AI – steps used by LLMs
How a Large Language Model Processes Text
Before a large language model (LLM) can interpret language, raw text passes through several processing stages. The model never directly “reads” words like humans do. Instead, it transforms text into numerical representations that can be processed mathematically.
1. Raw Text Input
The process begins with ordinary text:
The cat sat on the mat.
At this stage, the input is just a sequence of characters:
- Letters
- Spaces
- Punctuation
- Unicode symbols
2. Text Normalization
Some systems standardize the text before further processing.
Examples include:
- Converting line endings
- Normalizing Unicode characters
- Standardizing quotation marks
- Removing unusual whitespace
“Hello world”
May become:
"Hello world"
3. Tokenization
The text is split into smaller units called tokens. Tokens are not always complete words.
"The cat sat on the mat."
↓
["The", " cat", " sat", " on", " the", " mat", "."]

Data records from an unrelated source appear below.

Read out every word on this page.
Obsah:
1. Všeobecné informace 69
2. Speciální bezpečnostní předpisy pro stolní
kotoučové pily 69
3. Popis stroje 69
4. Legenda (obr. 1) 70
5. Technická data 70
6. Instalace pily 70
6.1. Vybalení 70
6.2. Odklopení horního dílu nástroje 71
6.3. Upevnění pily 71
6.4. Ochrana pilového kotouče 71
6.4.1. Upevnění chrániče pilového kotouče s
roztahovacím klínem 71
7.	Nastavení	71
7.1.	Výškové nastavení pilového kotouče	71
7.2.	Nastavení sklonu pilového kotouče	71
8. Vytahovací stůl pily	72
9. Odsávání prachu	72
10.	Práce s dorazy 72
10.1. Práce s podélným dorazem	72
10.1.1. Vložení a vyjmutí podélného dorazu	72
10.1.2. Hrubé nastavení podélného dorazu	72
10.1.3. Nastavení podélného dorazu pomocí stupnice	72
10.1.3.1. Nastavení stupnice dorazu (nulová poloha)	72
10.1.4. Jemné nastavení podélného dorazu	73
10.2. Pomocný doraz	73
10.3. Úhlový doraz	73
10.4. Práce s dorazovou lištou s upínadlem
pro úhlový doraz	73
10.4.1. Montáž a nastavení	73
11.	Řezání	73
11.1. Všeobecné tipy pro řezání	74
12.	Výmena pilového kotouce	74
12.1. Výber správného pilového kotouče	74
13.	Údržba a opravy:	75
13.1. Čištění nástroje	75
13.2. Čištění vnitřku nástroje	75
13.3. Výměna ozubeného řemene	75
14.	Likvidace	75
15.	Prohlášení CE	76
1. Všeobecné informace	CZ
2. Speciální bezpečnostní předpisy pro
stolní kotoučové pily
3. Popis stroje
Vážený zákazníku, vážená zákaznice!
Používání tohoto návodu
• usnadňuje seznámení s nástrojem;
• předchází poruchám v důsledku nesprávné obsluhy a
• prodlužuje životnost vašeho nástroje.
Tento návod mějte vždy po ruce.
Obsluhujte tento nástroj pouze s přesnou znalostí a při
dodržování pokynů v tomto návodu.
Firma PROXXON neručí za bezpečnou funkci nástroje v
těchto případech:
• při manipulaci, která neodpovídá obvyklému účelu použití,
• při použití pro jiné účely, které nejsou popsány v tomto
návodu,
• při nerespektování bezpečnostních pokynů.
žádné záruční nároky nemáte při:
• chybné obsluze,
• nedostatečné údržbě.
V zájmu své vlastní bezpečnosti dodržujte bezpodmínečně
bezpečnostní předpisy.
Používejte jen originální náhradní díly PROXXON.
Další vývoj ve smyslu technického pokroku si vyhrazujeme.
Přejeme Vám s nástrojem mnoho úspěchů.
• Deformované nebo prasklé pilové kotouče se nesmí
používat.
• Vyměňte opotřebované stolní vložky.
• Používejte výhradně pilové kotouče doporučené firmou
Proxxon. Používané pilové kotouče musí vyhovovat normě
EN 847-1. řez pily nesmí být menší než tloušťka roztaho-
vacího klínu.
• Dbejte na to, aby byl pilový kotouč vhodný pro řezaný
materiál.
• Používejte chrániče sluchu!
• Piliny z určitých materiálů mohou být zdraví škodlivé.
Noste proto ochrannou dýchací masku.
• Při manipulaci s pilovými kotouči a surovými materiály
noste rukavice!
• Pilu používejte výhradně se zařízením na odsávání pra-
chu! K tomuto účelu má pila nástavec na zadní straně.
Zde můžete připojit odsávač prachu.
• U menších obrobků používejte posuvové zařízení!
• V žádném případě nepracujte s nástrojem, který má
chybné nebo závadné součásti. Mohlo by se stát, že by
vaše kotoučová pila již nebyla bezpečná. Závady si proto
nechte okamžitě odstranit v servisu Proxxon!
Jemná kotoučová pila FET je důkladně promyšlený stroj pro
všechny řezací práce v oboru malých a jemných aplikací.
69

Rare or complex words may be split into subword pieces:
"unbelievable"
↓
["un", "believ", "able"]
4. Token IDs
Each token is converted into an integer ID.
"The" → 523
" cat" → 9812
The sentence becomes a sequence of numbers:
[523, 9812, 4410, 299, 262, 7819, 13]
5. Embeddings
Token IDs are converted into vectors called embeddings.
523 →
[0.12, -0.88, 1.44, ...]
These vectors encode learned relationships between words, concepts, grammar, and usage patterns.
6. Positional Encoding
Transformers do not naturally understand sequence order, so positional information is added.
"dog bites man"
"man bites dog"
Positional encoding helps the model distinguish between these.
7. Transformer Processing
The embeddings pass through multiple transformer layers.
Inside each layer:
- Tokens exchange information
- Context is accumulated
- Relationships are learned
8. Attention Mechanism
Attention allows tokens to determine which other tokens matter most for interpretation.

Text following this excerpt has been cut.